Appearing on Meet The Press this past Sunday morning, Senator Rand Paul denied allegations that the Republican Party is waging a “War on Women” with policies that disadvantage them in the workplace and limit their access to reproductive health care. He said, “You know, the women in my family are incredibly successful. I have a niece at Cornell vet school…My younger sister’s an ob-gyn with six kids and doing great…I don’t see so much that women are downtrodden; I see women rising up and doing great things.”
Paul drew sharp, deserved criticism for his unwillingness to consider policies with the potential to dramatically improve the lives of thousands of women across America because the women in his own life, based largely on the accident of being born into an affluent, white family, had managed to succeed without needing them. The Nation’s Annie Shields noted, though, that a larger, structural problem was Paul’s language itself, which placed his discussion of women wholly within the context of their relationship to him, the man who is, ostensibly, “responsible” for them.
In this second concern, Paul shares surprisingly common ground with President Barack Obama. In his 2013 State of the Union Address, Obama said, “We know our economy is stronger when our wives, our mothers, our daughters can live their lives free from discrimination in the workplace, and free from the fear of domestic violence.” The State of the Union was televised nationally, but was addressed only to the men in the audience, trying to convince them to support proposals that would improve the lives of “their women.” You would not know from the President’s language that women make up half of the American electorate, or even that they have the right to vote at all in support of even the policies that may impact positively on their lives.

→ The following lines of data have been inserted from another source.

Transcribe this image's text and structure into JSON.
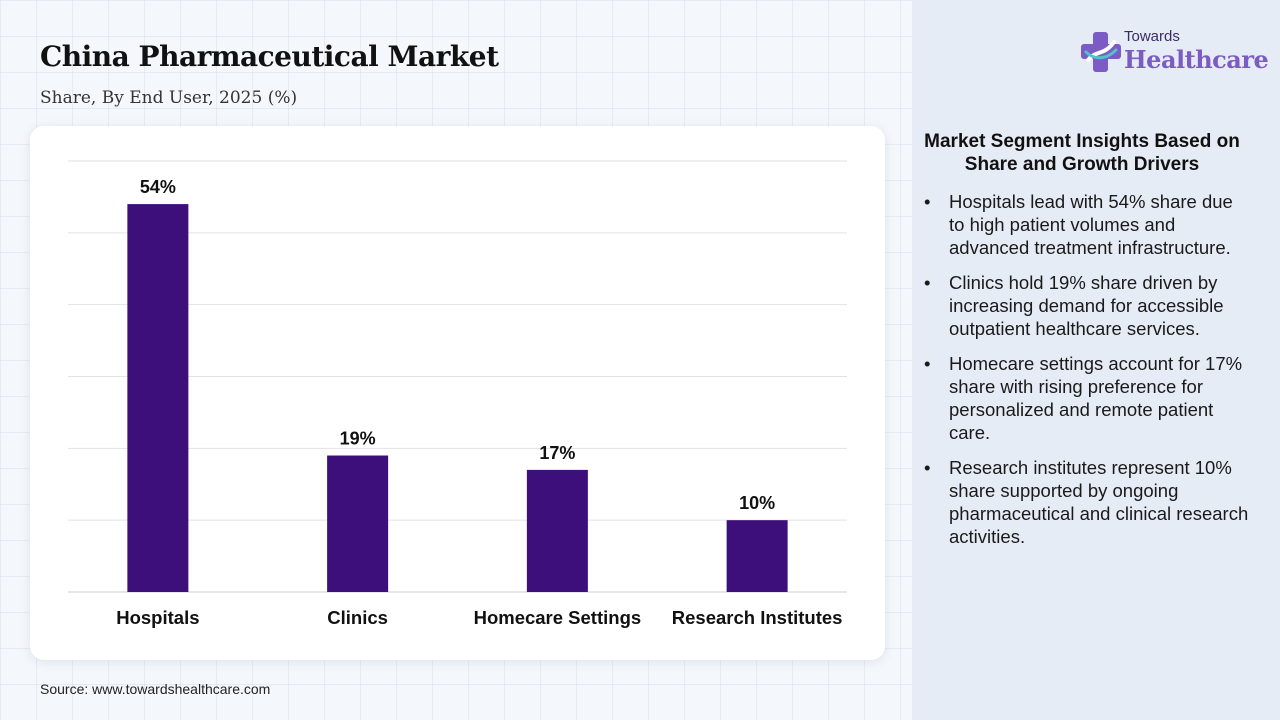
{
  "header": {
    "title": "China Pharmaceutical Market",
    "subtitle": "Share, By End User, 2025 (%)"
  },
  "logo": {
    "top_text": "Towards",
    "main_text": "Healthcare",
    "icon": "medical-cross-icon"
  },
  "chart_data": {
    "type": "bar",
    "title": "",
    "xlabel": "",
    "ylabel": "",
    "categories": [
      "Hospitals",
      "Clinics",
      "Homecare Settings",
      "Research Institutes"
    ],
    "values": [
      54,
      19,
      17,
      10
    ],
    "value_labels": [
      "54%",
      "19%",
      "17%",
      "10%"
    ],
    "ylim": [
      0,
      60
    ],
    "grid": true,
    "bar_color": "#3d0f7a"
  },
  "insights": {
    "title": "Market Segment Insights Based on Share and Growth Drivers",
    "items": [
      "Hospitals lead with 54% share due to high patient volumes and advanced treatment infrastructure.",
      "Clinics hold 19% share driven by increasing demand for accessible outpatient healthcare services.",
      "Homecare settings account for 17% share with rising preference for personalized and remote patient care.",
      "Research institutes represent 10% share supported by ongoing pharmaceutical and clinical research activities."
    ]
  },
  "footer": {
    "source": "Source: www.towardshealthcare.com"
  },
  "colors": {
    "bar": "#3d0f7a",
    "logo_accent": "#7c5cc4",
    "panel_bg": "#e6ecf5"
  }
}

Paul’s language, problematic on both levels, is strikingly similar to that of Agudath Yisroel Director of Public Affairs Rabbi Avi Shafran. Writing in The Forward about women’s participation in synagogue ritual life, Shafran, who takes a more traditional, limiting view, finds the whole issue very difficult to understand.
“My wonderful wife and our wonderful daughters, for instance, have never looked to the synagogue for validation or fulfillment…Among our daughters are teachers, a graphic designer, a sonographer, a special education tutor, an author — and mothers. They are all greatly accomplished, but they still don’t consider synagogue attendance terribly important, and none of them aspires to leading services.” Shafran is careful to stipulate that he is presenting, not, prescribing, a model that works for his family, though it is fairly clear that he thinks it should work just as well for everyone else as well.
In fact, though, a girl raised and educated in a Modern Orthodox milieu will ask different questions, explore different options, and see her role in the world and Jewish community in a very different way than the Shafran daughters. As JTA’s Uriel Heilman recently wrote, the tension between traditional and halakhic gender norms on one hand, and modern egalitarian values on the other, will likely come to define Modern Orthodoxy in the years to come.
The current debate surrounding tefillin for women in Modern Orthodox day schools has featured a series of well-reasoned and passionate opinions taking into account halakhic, social, and theological factors. However, they have almost all been written by men, and even the more permissive opinions have taken the form of men dictating to women what their role should be, where the lines are, what motivations should drive them, and why. This is disturbing on that second, structural level. Even if the answers turn out to be more lenient, the tone is just as condescending and paternalistic.
Just as women are not a minority of America, they are not a minority of the Jewish community. The conversations that are currently taking place, as well as the conversations that will take place, must not just be about women; they must be with women. Among the great successes of the past fifty years has been the democratization of Torah literacy, and, in particular, the rise of a generation of women with a mastery of halakhic literature unparalleled in Jewish history. Whether the answers eventually move us towards innovation or tradition, we should be focused on having inclusive conversations in which all of the stakeholders are affirmed and heard; that is the truest hallmark of a vibrant, participative Modern Orthodoxy.